The communities had been promised a 20% economic benefit for staff training and rehabilitation of conservation areas, through the building and maintenance of management infrastructures and reintroduction of emblematic species for tourist attraction and ecosystem recovery. However, “nothing was paid”.


But not everything is a bed of roses

Sitoe says that almost 500 traps for small animals were found in the first half of this year alone, and this nefarious activity seems to be growing. “In August we had about 400 more traps”, he says.

Lion poaching and other small species continues

“It is difficult to say if it is high or not, because these are animals that normally their trophies are not very durable, but they are few. I usually call African science of medicine that ends up using these products. Says Chande.

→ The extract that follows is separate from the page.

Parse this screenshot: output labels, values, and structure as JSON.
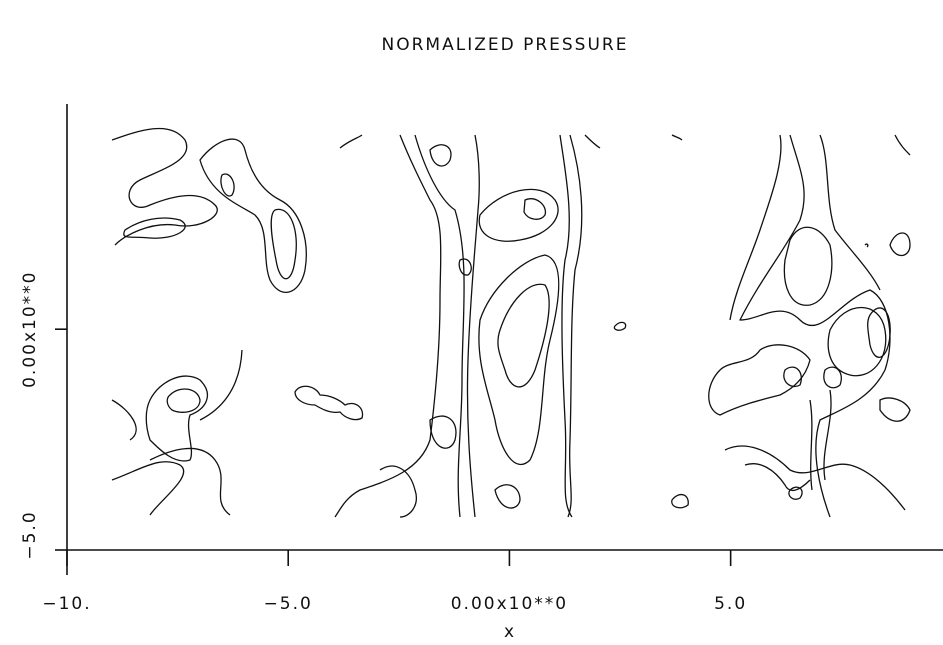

The Lion poaching is still under investigation because it is a biological were the poacher use chemicals, so it is difficult to find out, it is very complicated and we need to continue investigating. Emphasized the chief inspector.

There have been some arrests which ended up in court. The Reserve says that the arrests led to the courts trying 12 cases, resulting in the sentencing of four people to a 12-year sentence, and one poacher sentenced to two years in prison converted into social work – something that did not please the Reserve. “We didn’t agree. We had to appeal because the judge understood that he could give amnesty within the scope of COVID-19, but there is also a penalty limit. I don’t know if it was a failure or what, they benefited from that amnesty, and that was in the Niassa Provincial Court.”

One poacher managed to escape. He is identified as one Tanzanian national named Jemusse Daniel, captured with an AK-47 rifle with ammunition.

“No ranger was present at his trial and he did not serve his sentence, he fled, and so far we are still looking for that individual”.

“. We recovered weapons that were used in poaching within the Reserve in the years 2016 and 2017. These weapons were seized in Majune at the administrative post in Maqueia and another at the headquarters of the district of Marupá. Also three more AK-47 automatic and semi-automatic weapons used in poaching at Majune Safari, Liwire, and Kambako were discovered.” said one ranger.